Yield each gallery entry with an image_urls list built from absolute image URLs.

import scrapy
 
from images_demo.items import GalleryItem
 
class GallerySpider(scrapy.Spider):
    name = "gallery"
    start_urls = ["http://media.example.net/gallery.html"]
 
    def parse(self, response):
        for card in response.css("figure"):
            image_src = card.css("img::attr(src)").get()
            if image_src:
                yield GalleryItem(
                    title=card.css("figcaption::text").get(),
                    image_urls=[response.urljoin(image_src)],
                )

image_urls must stay a list even when each item has only one image, and response.urljoin() converts a relative src value into a full request URL that the pipeline can download.

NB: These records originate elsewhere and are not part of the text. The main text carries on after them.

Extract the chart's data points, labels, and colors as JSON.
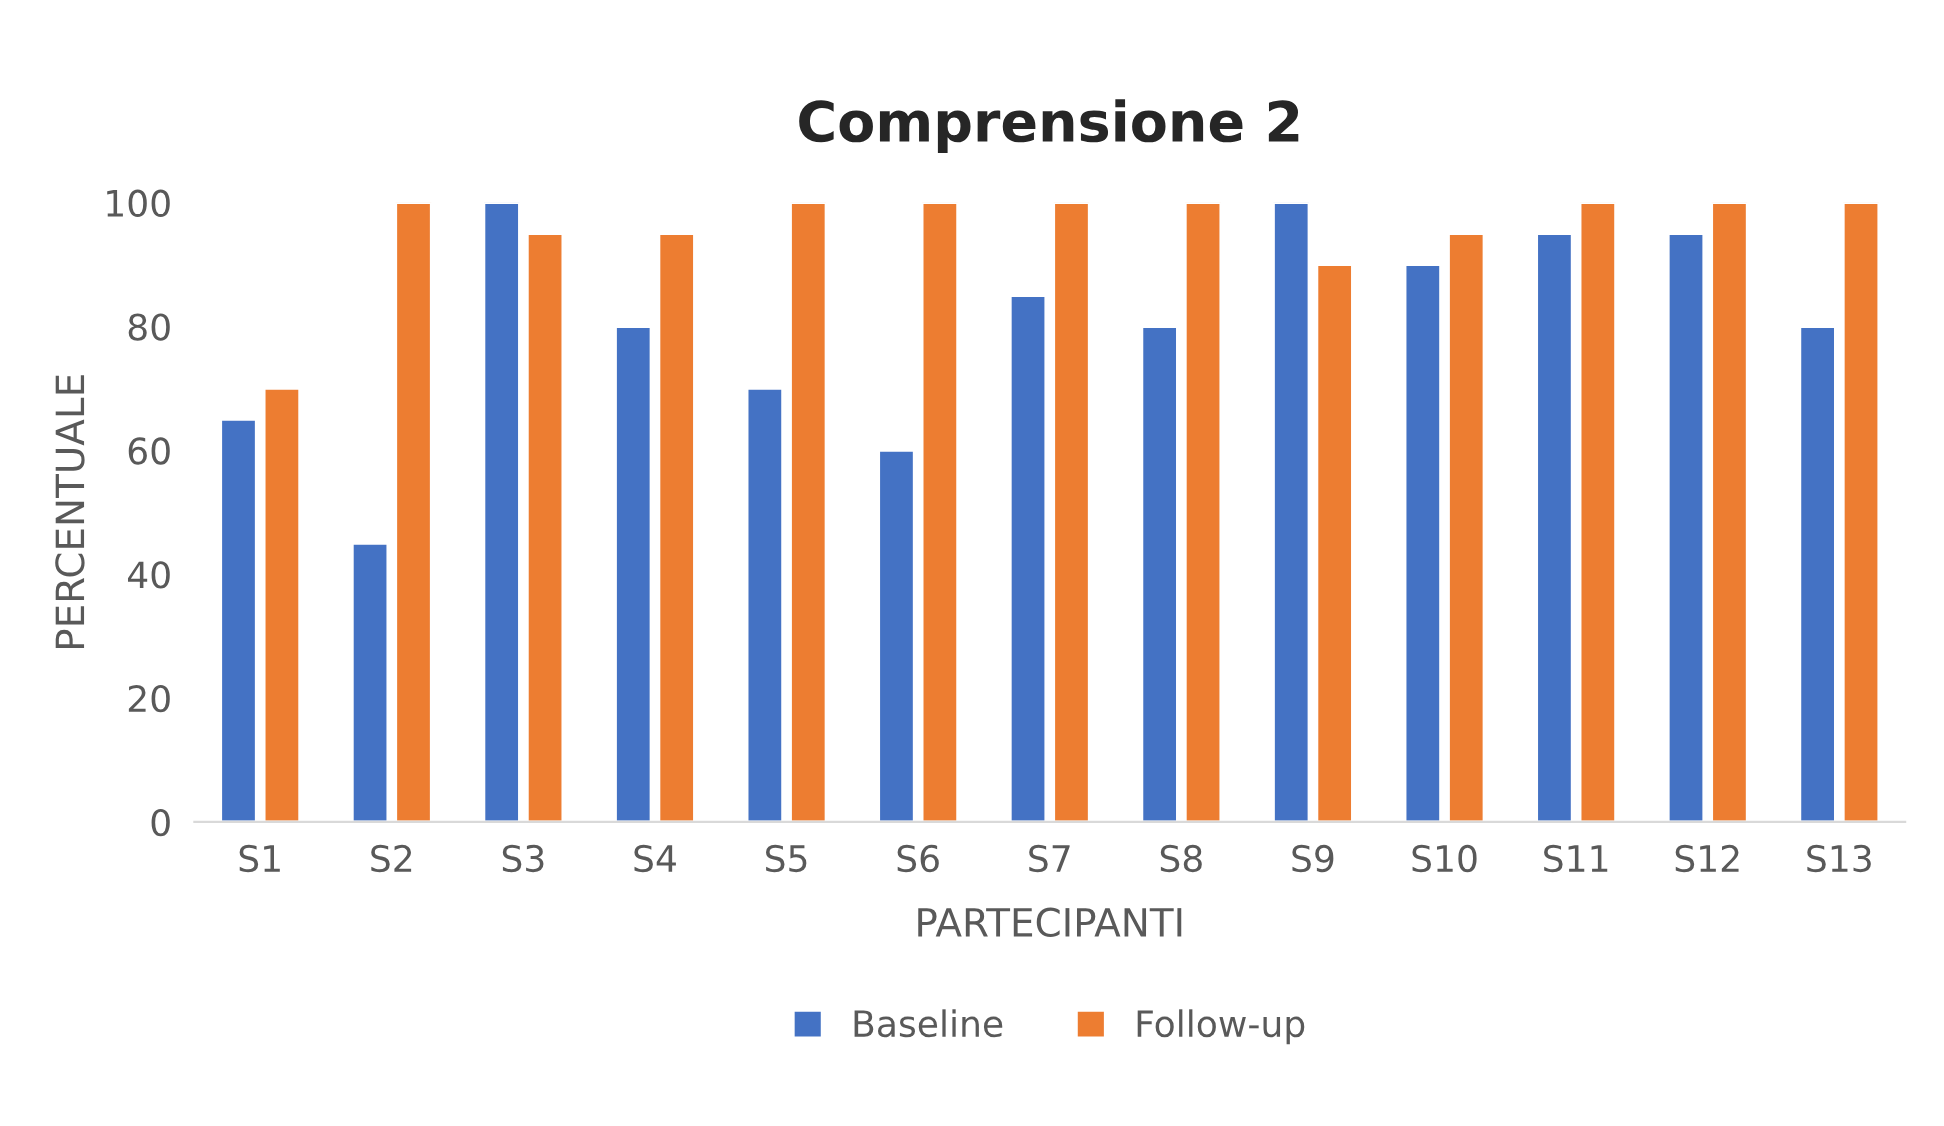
{
  "chart_data": {
    "type": "bar",
    "title": "Comprensione 2",
    "xlabel": "PARTECIPANTI",
    "ylabel": "PERCENTUALE",
    "categories": [
      "S1",
      "S2",
      "S3",
      "S4",
      "S5",
      "S6",
      "S7",
      "S8",
      "S9",
      "S10",
      "S11",
      "S12",
      "S13"
    ],
    "series": [
      {
        "name": "Baseline",
        "color": "#4472c4",
        "values": [
          65,
          45,
          100,
          80,
          70,
          60,
          85,
          80,
          100,
          90,
          95,
          95,
          80
        ]
      },
      {
        "name": "Follow-up",
        "color": "#ed7d31",
        "values": [
          70,
          100,
          95,
          95,
          100,
          100,
          100,
          100,
          90,
          95,
          100,
          100,
          100
        ]
      }
    ],
    "ylim": [
      0,
      100
    ],
    "yticks": [
      0,
      20,
      40,
      60,
      80,
      100
    ],
    "grid": false,
    "legend": "bottom"
  }
}
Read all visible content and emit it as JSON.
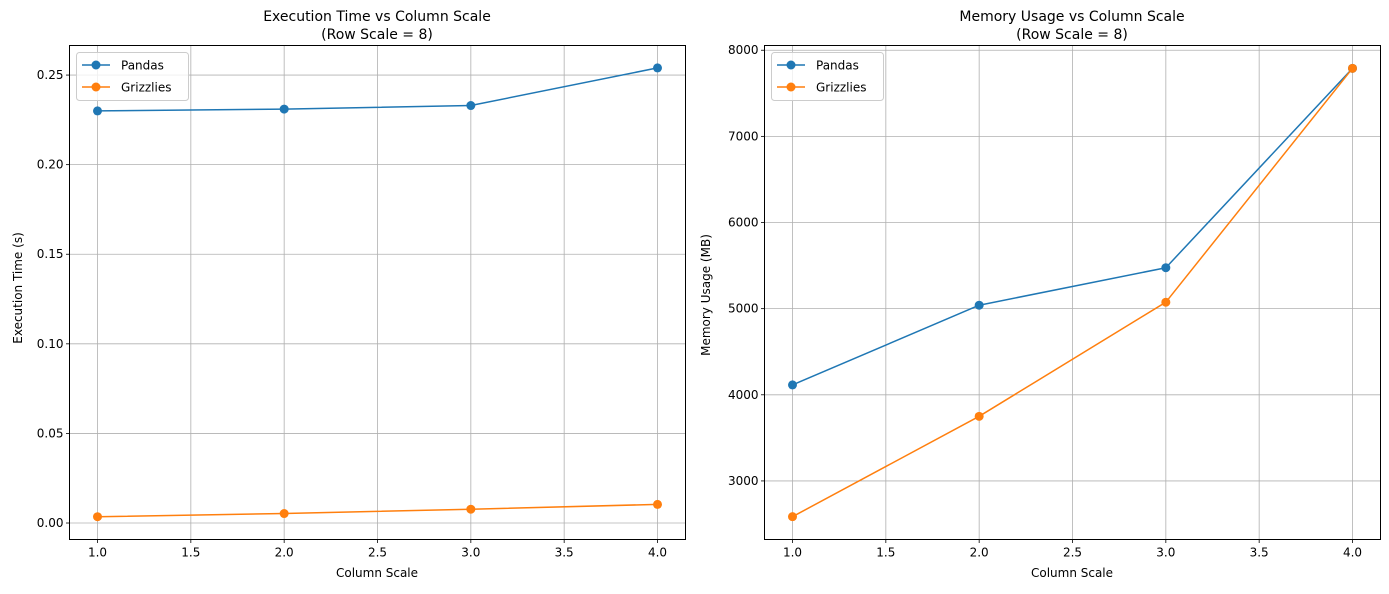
{
  "chart_data": [
    {
      "type": "line",
      "title": "Execution Time vs Column Scale",
      "subtitle": "(Row Scale = 8)",
      "xlabel": "Column Scale",
      "ylabel": "Execution Time (s)",
      "x": [
        1.0,
        2.0,
        3.0,
        4.0
      ],
      "xlim": [
        0.85,
        4.15
      ],
      "ylim": [
        -0.0092,
        0.2665
      ],
      "xticks": [
        1.0,
        1.5,
        2.0,
        2.5,
        3.0,
        3.5,
        4.0
      ],
      "yticks": [
        0.0,
        0.05,
        0.1,
        0.15,
        0.2,
        0.25
      ],
      "xtick_labels": [
        "1.0",
        "1.5",
        "2.0",
        "2.5",
        "3.0",
        "3.5",
        "4.0"
      ],
      "ytick_labels": [
        "0.00",
        "0.05",
        "0.10",
        "0.15",
        "0.20",
        "0.25"
      ],
      "grid": true,
      "legend": "top-left",
      "series": [
        {
          "name": "Pandas",
          "color": "#1f77b4",
          "marker": "circle",
          "values": [
            0.23,
            0.231,
            0.233,
            0.254
          ]
        },
        {
          "name": "Grizzlies",
          "color": "#ff7f0e",
          "marker": "circle",
          "values": [
            0.0035,
            0.0053,
            0.0077,
            0.0104
          ]
        }
      ]
    },
    {
      "type": "line",
      "title": "Memory Usage vs Column Scale",
      "subtitle": "(Row Scale = 8)",
      "xlabel": "Column Scale",
      "ylabel": "Memory Usage (MB)",
      "x": [
        1.0,
        2.0,
        3.0,
        4.0
      ],
      "xlim": [
        0.85,
        4.15
      ],
      "ylim": [
        2320,
        8055
      ],
      "xticks": [
        1.0,
        1.5,
        2.0,
        2.5,
        3.0,
        3.5,
        4.0
      ],
      "yticks": [
        3000,
        4000,
        5000,
        6000,
        7000,
        8000
      ],
      "xtick_labels": [
        "1.0",
        "1.5",
        "2.0",
        "2.5",
        "3.0",
        "3.5",
        "4.0"
      ],
      "ytick_labels": [
        "3000",
        "4000",
        "5000",
        "6000",
        "7000",
        "8000"
      ],
      "grid": true,
      "legend": "top-left",
      "series": [
        {
          "name": "Pandas",
          "color": "#1f77b4",
          "marker": "circle",
          "values": [
            4115,
            5040,
            5475,
            7790
          ]
        },
        {
          "name": "Grizzlies",
          "color": "#ff7f0e",
          "marker": "circle",
          "values": [
            2585,
            3750,
            5075,
            7790
          ]
        }
      ]
    }
  ]
}
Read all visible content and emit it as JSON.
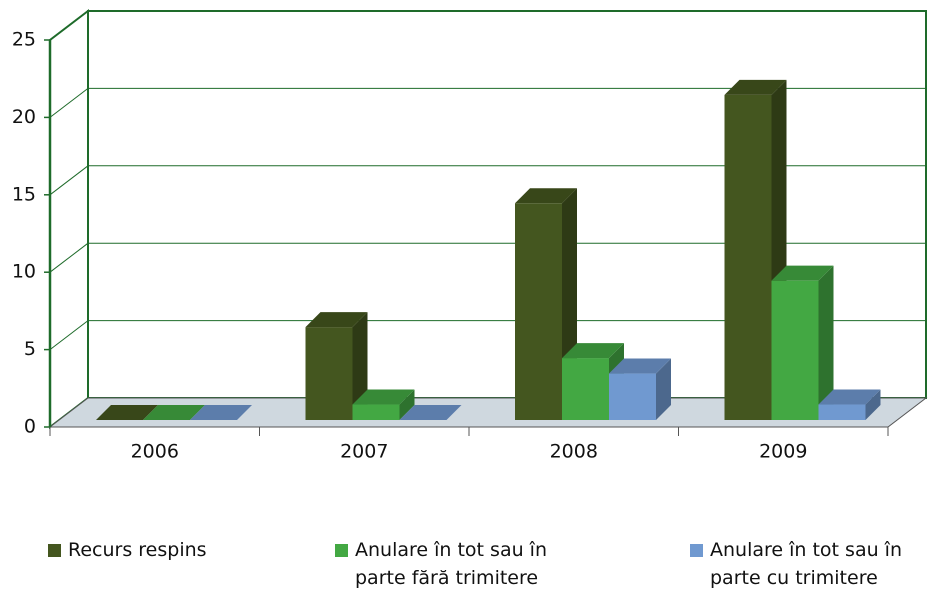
{
  "chart_data": {
    "type": "bar",
    "categories": [
      "2006",
      "2007",
      "2008",
      "2009"
    ],
    "series": [
      {
        "name": "Recurs respins",
        "color": "#44561f",
        "values": [
          0,
          6,
          14,
          21
        ]
      },
      {
        "name": "Anulare în tot sau în parte fără trimitere",
        "color": "#43a843",
        "values": [
          0,
          1,
          4,
          9
        ]
      },
      {
        "name": "Anulare în tot sau în parte cu trimitere",
        "color": "#7099d0",
        "values": [
          0,
          0,
          3,
          1
        ]
      }
    ],
    "ylim": [
      0,
      25
    ],
    "yticks": [
      0,
      5,
      10,
      15,
      20,
      25
    ],
    "grid": true,
    "legend": "bottom"
  }
}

Run the spider and export the items so the images metadata is saved with each record.

$ scrapy crawl gallery -O gallery.jl
2026-04-22 05:58:50 [scrapy.utils.log] INFO: Scrapy 2.15.0 started (bot: images_demo)
##### snipped #####
2026-04-22 05:58:56 [scrapy.middleware] INFO: Enabled item pipelines:
['scrapy.pipelines.images.ImagesPipeline']
2026-04-22 05:58:57 [scrapy.pipelines.files] DEBUG: File (downloaded): Downloaded file from <GET http://media.example.net/images/gallery-1.png> referred in <None>
2026-04-22 05:58:59 [scrapy.pipelines.files] DEBUG: File (downloaded): Downloaded file from <GET http://media.example.net/images/gallery-2.png> referred in <None>
2026-04-22 05:58:59 [scrapy.extensions.feedexport] INFO: Stored jl feed (2 items) in: gallery.jl

If the image URL first returns 301 or 302, add MEDIA_ALLOW_REDIRECTS = True before this run or the media request is treated as failed.

Open the exported feed to confirm Scrapy wrote the stored image metadata back into each item.

$ cat gallery.jl
{"title": "Gallery Image 1", "image_urls": ["http://media.example.net/images/gallery-1.png"], "images": [{"url": "http://media.example.net/images/gallery-1.png", "path": "full/190189632ca8f84ddd67245247213422e717d64b.jpg", "checksum": "3c101f2e17b8840bcab68cc377586430", "status": "downloaded"}]}
{"title": "Gallery Image 2", "image_urls": ["http://media.example.net/images/gallery-2.png"], "images": [{"url": "http://media.example.net/images/gallery-2.png", "path": "full/bc4de106168178ec5616391b97c904c442dd2796.jpg", "checksum": "fc1f6b7f319e089d0f1f04b239bf0396", "status": "downloaded"}]}

The path value is relative to IMAGES_STORE, not an absolute filesystem path.

List the image store to confirm the downloaded files exist as local JPEG images under full/.
```
$ ls images-store/full
190189632ca8f84ddd67245247213422e717d64b.jpg
bc4de106168178ec5616391b97c904c442dd2796.jpg
```
ImagesPipeline hashes the source URL into the stored filename by default. Override file_path() in a custom pipeline when original filenames or per-item folders matter more than the default hash-based layout.